The Edinburgh-based company estimates the number of people across the UK choosing income drawdown from next April – when new pension freedoms come in – will go up from six per cent to 30 per cent.
This has led Standard Life to believe there will be a capacity problem in the future.
Mr Black, said: “We expect at least five times more people in the UK opting for income drawdown from April next year.
“But by the following year you not only have those extra people in drawdown – you have another batch of new customers going into drawdown at five times more than current figures, and so on.
|Doing the Maths|
According to Standard Life, a provider that currently deals with 2,000 drawdown customers today will be dealing with 10,000 next year – an extra 8,000.
“By 2016, this becomes 20,000 instead of 4,000 – 16,000 extra to serve. In 2017 they have 30,000 instead of 6,000.
“The sheer volume of new customers needing service ramps up rapidly.”
Standard Life customers’ average pot size at retirement (including those going into income drawdown) is £63,000.
Its average income drawdown customer has a fund of £246,000 at retirement.
Excluding income drawdown, the average Standard Life customer has a pension pot of £44,000 (all these figures are before the payment of the 25 per cent tax-free lump sum.
From April 2015, people aged 55 and over will have the freedom to spend the entirety of their pension savings.

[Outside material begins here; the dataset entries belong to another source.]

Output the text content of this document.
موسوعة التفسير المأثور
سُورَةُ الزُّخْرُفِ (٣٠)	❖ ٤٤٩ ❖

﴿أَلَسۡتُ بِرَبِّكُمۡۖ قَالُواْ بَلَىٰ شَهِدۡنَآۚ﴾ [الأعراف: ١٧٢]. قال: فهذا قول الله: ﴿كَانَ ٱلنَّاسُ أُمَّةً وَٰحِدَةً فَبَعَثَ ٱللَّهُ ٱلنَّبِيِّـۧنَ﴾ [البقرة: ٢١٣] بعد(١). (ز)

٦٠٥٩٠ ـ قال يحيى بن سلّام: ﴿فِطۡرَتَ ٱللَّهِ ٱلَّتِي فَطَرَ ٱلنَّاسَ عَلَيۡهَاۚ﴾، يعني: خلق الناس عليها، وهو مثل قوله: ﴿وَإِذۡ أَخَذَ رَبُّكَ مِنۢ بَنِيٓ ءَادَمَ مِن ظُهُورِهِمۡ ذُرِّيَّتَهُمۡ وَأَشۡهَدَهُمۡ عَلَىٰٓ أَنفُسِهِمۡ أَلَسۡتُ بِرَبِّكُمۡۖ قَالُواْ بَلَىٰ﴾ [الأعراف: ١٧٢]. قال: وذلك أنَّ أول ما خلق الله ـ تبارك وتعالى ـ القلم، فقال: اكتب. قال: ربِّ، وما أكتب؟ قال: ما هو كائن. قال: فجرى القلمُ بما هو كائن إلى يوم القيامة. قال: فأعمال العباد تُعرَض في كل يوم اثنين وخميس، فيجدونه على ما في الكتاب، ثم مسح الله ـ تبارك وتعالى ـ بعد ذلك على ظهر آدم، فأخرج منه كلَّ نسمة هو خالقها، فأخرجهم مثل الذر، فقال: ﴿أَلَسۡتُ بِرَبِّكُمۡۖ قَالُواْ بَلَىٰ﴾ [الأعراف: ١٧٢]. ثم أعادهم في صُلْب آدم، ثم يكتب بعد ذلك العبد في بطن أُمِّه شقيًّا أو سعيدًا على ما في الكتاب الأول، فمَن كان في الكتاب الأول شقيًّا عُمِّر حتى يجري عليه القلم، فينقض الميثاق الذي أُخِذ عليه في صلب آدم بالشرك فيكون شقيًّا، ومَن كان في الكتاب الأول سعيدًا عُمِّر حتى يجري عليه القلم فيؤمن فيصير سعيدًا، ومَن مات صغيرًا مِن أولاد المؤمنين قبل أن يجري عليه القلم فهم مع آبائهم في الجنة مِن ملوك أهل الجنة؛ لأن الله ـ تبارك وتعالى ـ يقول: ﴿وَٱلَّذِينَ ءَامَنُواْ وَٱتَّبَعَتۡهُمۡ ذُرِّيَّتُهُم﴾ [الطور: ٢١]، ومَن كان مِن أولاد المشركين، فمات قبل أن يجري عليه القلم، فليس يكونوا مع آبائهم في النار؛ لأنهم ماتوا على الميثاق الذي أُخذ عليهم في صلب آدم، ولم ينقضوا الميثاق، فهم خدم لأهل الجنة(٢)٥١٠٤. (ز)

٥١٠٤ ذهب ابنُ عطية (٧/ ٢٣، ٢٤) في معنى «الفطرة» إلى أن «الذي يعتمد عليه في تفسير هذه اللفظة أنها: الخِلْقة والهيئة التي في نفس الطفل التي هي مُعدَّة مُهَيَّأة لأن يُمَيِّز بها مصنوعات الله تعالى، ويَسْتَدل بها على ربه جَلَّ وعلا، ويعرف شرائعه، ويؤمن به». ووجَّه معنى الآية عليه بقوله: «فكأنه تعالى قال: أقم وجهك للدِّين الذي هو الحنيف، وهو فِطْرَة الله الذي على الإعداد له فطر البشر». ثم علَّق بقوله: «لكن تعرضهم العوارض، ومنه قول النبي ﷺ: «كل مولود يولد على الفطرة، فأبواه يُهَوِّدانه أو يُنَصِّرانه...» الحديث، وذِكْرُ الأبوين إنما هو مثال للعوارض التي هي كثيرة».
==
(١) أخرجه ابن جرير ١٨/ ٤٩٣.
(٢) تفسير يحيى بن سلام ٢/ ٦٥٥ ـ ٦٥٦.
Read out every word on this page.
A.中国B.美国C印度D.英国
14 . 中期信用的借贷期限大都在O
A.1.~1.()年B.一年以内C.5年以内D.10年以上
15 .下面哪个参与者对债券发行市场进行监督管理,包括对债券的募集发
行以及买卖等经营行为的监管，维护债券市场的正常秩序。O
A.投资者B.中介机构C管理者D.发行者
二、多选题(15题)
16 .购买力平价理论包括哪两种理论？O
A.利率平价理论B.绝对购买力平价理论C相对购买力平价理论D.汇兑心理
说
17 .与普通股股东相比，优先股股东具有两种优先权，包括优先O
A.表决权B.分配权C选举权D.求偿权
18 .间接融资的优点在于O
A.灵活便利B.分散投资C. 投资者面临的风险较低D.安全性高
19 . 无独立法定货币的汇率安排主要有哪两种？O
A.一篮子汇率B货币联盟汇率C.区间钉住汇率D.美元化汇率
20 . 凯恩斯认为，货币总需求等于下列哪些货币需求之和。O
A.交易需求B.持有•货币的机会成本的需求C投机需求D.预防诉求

Putting money into a drawdown scheme means a tax-free lump sum can be taken out while the rest remains invested rather than buying an annuity from an insurance company.
As part of pension changes, the capped drawdown limit has been raised from 120 per cent to 150 per cent of the annual income a pensioner would have got through an annuity.
The rules around flexible drawdown, which allows unlimited withdrawals from a pot, have also changed, meaning someone only needs a guaranteed annual income of £12,000 to do so rather than £20,000 previously.
David Tiller, head of adviser platform propositions for Standard Life, said: “Platforms’ operational capability will be sorely tested by the rapid growth in drawdown business.
“Many platforms have yet to make the transition to fully clean and unbundled share classes, and are having to devote considerable resources to the ongoing conversion in the run-up to the sunset clause in April 2016.
“Having to also build additional scalability to cope with drawdown demand will put even more pressure on their systems.”
Steve Patterson, managing director of Glasgow-based Intelligent Pensions, said: “A five-fold increase is quite a big number, but it is from a relatively low base in proportion to annuities, so I wouldn’t be surprised if that level of rebalancing is about correct.
“I think people will wish to have the opportunity to disconnect the annuity purchase from their retirement and that will enable people to time annuity purchases when the market conditions are more favourable and when rates are better at an older age.”